Abandonne tout hédonisme, toi qui entres ici. Il faut bien ajuster son oreille aux intentions du chef puisque l’inverse assurément ne se produira pas. Encore faut-il retrancher de notre mémoire sonore les interprétations luxuriantes qu’on y a si souvent entendues pour ne pas rejeter les options prises ici comme une simple posture franciscaine. Ce qui se produit alors est assez intéressant, puisque ce n’est pas l’œuvre interprétée autrement qui se présente à nous, mais presque une autre œuvre. Radiographiée par cette lecture, elle fait certainement toucher du doigt ce qui, dans cette écriture, ressortit directement à l’invocation sacrée, que la nudité de la substance sonore surexpose aux dépens de la dimension « di bravura » qu’on y attend coupablement.

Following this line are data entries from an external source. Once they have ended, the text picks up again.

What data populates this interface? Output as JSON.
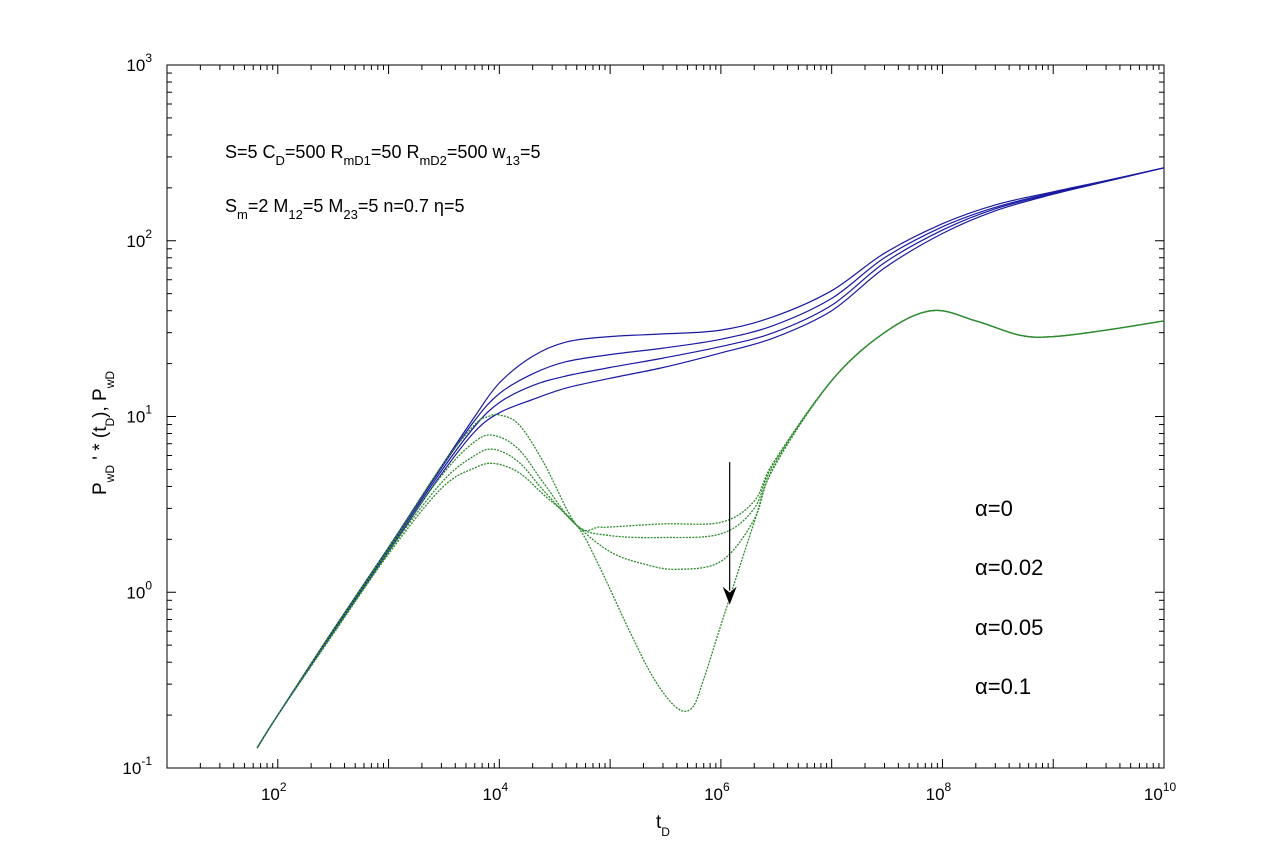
{
  "chart_data": {
    "type": "line",
    "xscale": "log",
    "yscale": "log",
    "xlim": [
      10,
      10000000000.0
    ],
    "ylim": [
      0.1,
      1000
    ],
    "xlabel": {
      "base": "t",
      "sub": "D"
    },
    "ylabel": {
      "p1": "P",
      "s1": "wD",
      "p2": " ' * (t",
      "s2": "D",
      "p3": "),  P",
      "s3": "wD"
    },
    "x_ticks": [
      {
        "base": "10",
        "exp": "2",
        "value": 100
      },
      {
        "base": "10",
        "exp": "4",
        "value": 10000
      },
      {
        "base": "10",
        "exp": "6",
        "value": 1000000
      },
      {
        "base": "10",
        "exp": "8",
        "value": 100000000
      },
      {
        "base": "10",
        "exp": "10",
        "value": 10000000000
      }
    ],
    "y_ticks": [
      {
        "base": "10",
        "exp": "-1",
        "value": 0.1
      },
      {
        "base": "10",
        "exp": "0",
        "value": 1
      },
      {
        "base": "10",
        "exp": "1",
        "value": 10
      },
      {
        "base": "10",
        "exp": "2",
        "value": 100
      },
      {
        "base": "10",
        "exp": "3",
        "value": 1000
      }
    ],
    "grid": false,
    "annotation_lines": [
      [
        {
          "t": "S=5  C"
        },
        {
          "t": "D",
          "sub": true
        },
        {
          "t": "=500  R"
        },
        {
          "t": "mD1",
          "sub": true
        },
        {
          "t": "=50  R"
        },
        {
          "t": "mD2",
          "sub": true
        },
        {
          "t": "=500  w"
        },
        {
          "t": "13",
          "sub": true
        },
        {
          "t": "=5"
        }
      ],
      [
        {
          "t": "S"
        },
        {
          "t": "m",
          "sub": true
        },
        {
          "t": "=2  M"
        },
        {
          "t": "12",
          "sub": true
        },
        {
          "t": "=5   M"
        },
        {
          "t": "23",
          "sub": true
        },
        {
          "t": "=5   n=0.7   η=5"
        }
      ]
    ],
    "legend": {
      "placement": "right",
      "entries": [
        "α=0",
        "α=0.02",
        "α=0.05",
        "α=0.1"
      ]
    },
    "arrow": {
      "from": [
        1200000,
        5.5
      ],
      "to": [
        1200000,
        0.85
      ]
    },
    "colors": {
      "pressure": "#1a1aa0",
      "derivative": "#2e8b2e",
      "axes": "#000000"
    },
    "pressure_series": [
      {
        "alpha": 0,
        "points": [
          [
            65,
            0.13
          ],
          [
            100,
            0.2
          ],
          [
            300,
            0.58
          ],
          [
            1000,
            1.8
          ],
          [
            3000,
            5.2
          ],
          [
            6000,
            10
          ],
          [
            10000,
            15.5
          ],
          [
            20000,
            22
          ],
          [
            40000,
            26.5
          ],
          [
            100000,
            28.5
          ],
          [
            300000,
            29.5
          ],
          [
            1000000,
            31
          ],
          [
            3000000,
            37
          ],
          [
            10000000,
            52
          ],
          [
            30000000,
            85
          ],
          [
            100000000,
            125
          ],
          [
            300000000,
            160
          ],
          [
            1000000000,
            190
          ],
          [
            3000000000,
            220
          ],
          [
            10000000000,
            260
          ]
        ]
      },
      {
        "alpha": 0.02,
        "points": [
          [
            65,
            0.13
          ],
          [
            100,
            0.2
          ],
          [
            300,
            0.58
          ],
          [
            1000,
            1.8
          ],
          [
            3000,
            5.1
          ],
          [
            6000,
            9.5
          ],
          [
            10000,
            13.5
          ],
          [
            20000,
            17.5
          ],
          [
            40000,
            20.5
          ],
          [
            100000,
            22.5
          ],
          [
            300000,
            24.5
          ],
          [
            1000000,
            27.5
          ],
          [
            3000000,
            33
          ],
          [
            10000000,
            47
          ],
          [
            30000000,
            80
          ],
          [
            100000000,
            120
          ],
          [
            300000000,
            155
          ],
          [
            1000000000,
            188
          ],
          [
            3000000000,
            219
          ],
          [
            10000000000,
            260
          ]
        ]
      },
      {
        "alpha": 0.05,
        "points": [
          [
            65,
            0.13
          ],
          [
            100,
            0.2
          ],
          [
            300,
            0.57
          ],
          [
            1000,
            1.75
          ],
          [
            3000,
            4.9
          ],
          [
            6000,
            8.8
          ],
          [
            10000,
            12
          ],
          [
            20000,
            15
          ],
          [
            40000,
            17
          ],
          [
            100000,
            19
          ],
          [
            300000,
            21.5
          ],
          [
            1000000,
            25
          ],
          [
            3000000,
            30
          ],
          [
            10000000,
            43
          ],
          [
            30000000,
            75
          ],
          [
            100000000,
            115
          ],
          [
            300000000,
            152
          ],
          [
            1000000000,
            186
          ],
          [
            3000000000,
            218
          ],
          [
            10000000000,
            260
          ]
        ]
      },
      {
        "alpha": 0.1,
        "points": [
          [
            65,
            0.13
          ],
          [
            100,
            0.2
          ],
          [
            300,
            0.56
          ],
          [
            1000,
            1.7
          ],
          [
            3000,
            4.7
          ],
          [
            6000,
            8.2
          ],
          [
            10000,
            10.5
          ],
          [
            20000,
            12.5
          ],
          [
            40000,
            14.5
          ],
          [
            100000,
            16.5
          ],
          [
            300000,
            19
          ],
          [
            1000000,
            23
          ],
          [
            3000000,
            28
          ],
          [
            10000000,
            40
          ],
          [
            30000000,
            70
          ],
          [
            100000000,
            110
          ],
          [
            300000000,
            148
          ],
          [
            1000000000,
            184
          ],
          [
            3000000000,
            217
          ],
          [
            10000000000,
            260
          ]
        ]
      }
    ],
    "derivative_series": [
      {
        "alpha": 0,
        "points": [
          [
            65,
            0.13
          ],
          [
            100,
            0.2
          ],
          [
            300,
            0.58
          ],
          [
            1000,
            1.8
          ],
          [
            3000,
            5.2
          ],
          [
            6000,
            9
          ],
          [
            8000,
            10
          ],
          [
            10000,
            10.2
          ],
          [
            15000,
            9
          ],
          [
            25000,
            5.5
          ],
          [
            50000,
            2.4
          ],
          [
            80000,
            2.35
          ],
          [
            100000,
            2.35
          ],
          [
            300000,
            2.45
          ],
          [
            1000000,
            2.5
          ],
          [
            2000000,
            3.3
          ],
          [
            3000000,
            5.5
          ],
          [
            10000000,
            16
          ],
          [
            30000000,
            30
          ],
          [
            80000000,
            40
          ],
          [
            200000000,
            35
          ],
          [
            500000000,
            29
          ],
          [
            1000000000,
            28.5
          ],
          [
            3000000000,
            31
          ],
          [
            10000000000,
            35
          ]
        ]
      },
      {
        "alpha": 0.02,
        "points": [
          [
            65,
            0.13
          ],
          [
            100,
            0.2
          ],
          [
            300,
            0.57
          ],
          [
            1000,
            1.75
          ],
          [
            3000,
            4.6
          ],
          [
            6000,
            7.2
          ],
          [
            9000,
            7.8
          ],
          [
            15000,
            6.5
          ],
          [
            25000,
            4.2
          ],
          [
            50000,
            2.4
          ],
          [
            100000,
            2.1
          ],
          [
            300000,
            2.05
          ],
          [
            1000000,
            2.15
          ],
          [
            2000000,
            3
          ],
          [
            3000000,
            5.4
          ],
          [
            10000000,
            16
          ],
          [
            30000000,
            30
          ],
          [
            80000000,
            40
          ],
          [
            200000000,
            35
          ],
          [
            500000000,
            29
          ],
          [
            1000000000,
            28.5
          ],
          [
            3000000000,
            31
          ],
          [
            10000000000,
            35
          ]
        ]
      },
      {
        "alpha": 0.05,
        "points": [
          [
            65,
            0.13
          ],
          [
            100,
            0.2
          ],
          [
            300,
            0.56
          ],
          [
            1000,
            1.7
          ],
          [
            3000,
            4.2
          ],
          [
            6000,
            6
          ],
          [
            9000,
            6.5
          ],
          [
            15000,
            5.5
          ],
          [
            25000,
            3.8
          ],
          [
            50000,
            2.4
          ],
          [
            100000,
            1.7
          ],
          [
            200000,
            1.45
          ],
          [
            400000,
            1.35
          ],
          [
            1000000,
            1.5
          ],
          [
            2000000,
            2.6
          ],
          [
            3000000,
            5.2
          ],
          [
            10000000,
            16
          ],
          [
            30000000,
            30
          ],
          [
            80000000,
            40
          ],
          [
            200000000,
            35
          ],
          [
            500000000,
            29
          ],
          [
            1000000000,
            28.5
          ],
          [
            3000000000,
            31
          ],
          [
            10000000000,
            35
          ]
        ]
      },
      {
        "alpha": 0.1,
        "points": [
          [
            65,
            0.13
          ],
          [
            100,
            0.2
          ],
          [
            300,
            0.55
          ],
          [
            1000,
            1.65
          ],
          [
            3000,
            3.9
          ],
          [
            6000,
            5.1
          ],
          [
            9000,
            5.4
          ],
          [
            15000,
            4.8
          ],
          [
            25000,
            3.6
          ],
          [
            50000,
            2.4
          ],
          [
            80000,
            1.4
          ],
          [
            150000,
            0.6
          ],
          [
            250000,
            0.32
          ],
          [
            400000,
            0.22
          ],
          [
            550000,
            0.22
          ],
          [
            700000,
            0.32
          ],
          [
            1000000,
            0.65
          ],
          [
            2000000,
            2.5
          ],
          [
            3000000,
            5.1
          ],
          [
            10000000,
            16
          ],
          [
            30000000,
            30
          ],
          [
            80000000,
            40
          ],
          [
            200000000,
            35
          ],
          [
            500000000,
            29
          ],
          [
            1000000000,
            28.5
          ],
          [
            3000000000,
            31
          ],
          [
            10000000000,
            35
          ]
        ]
      }
    ]
  }
}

Ah, rien ici ne flattera notre concupiscence musicale ! On se demande cependant parfois ce que l’on a fait pour mériter ainsi que notre haire fût serrée avec notre discipline, car tout de même, le dépouillement confine plus souvent qu’à son tour à la purge de nos péchés. Lorsque s’élève dans cette morigéneuse ambiance la voix stellaire de Sandrine Piau, nous nous prenons à rêver violoncelles, chœurs pléthoriques, emportements fiévreux, fontaines de plaisir sonore. Voilà qui est fort mal et pour notre peine, nous réécouterons ce disque jusqu’à ce que le flonflon de l’harmonium nous semble le timbre le plus désirable du monde. Toi aussi, pécheur lyrique, essaie encore.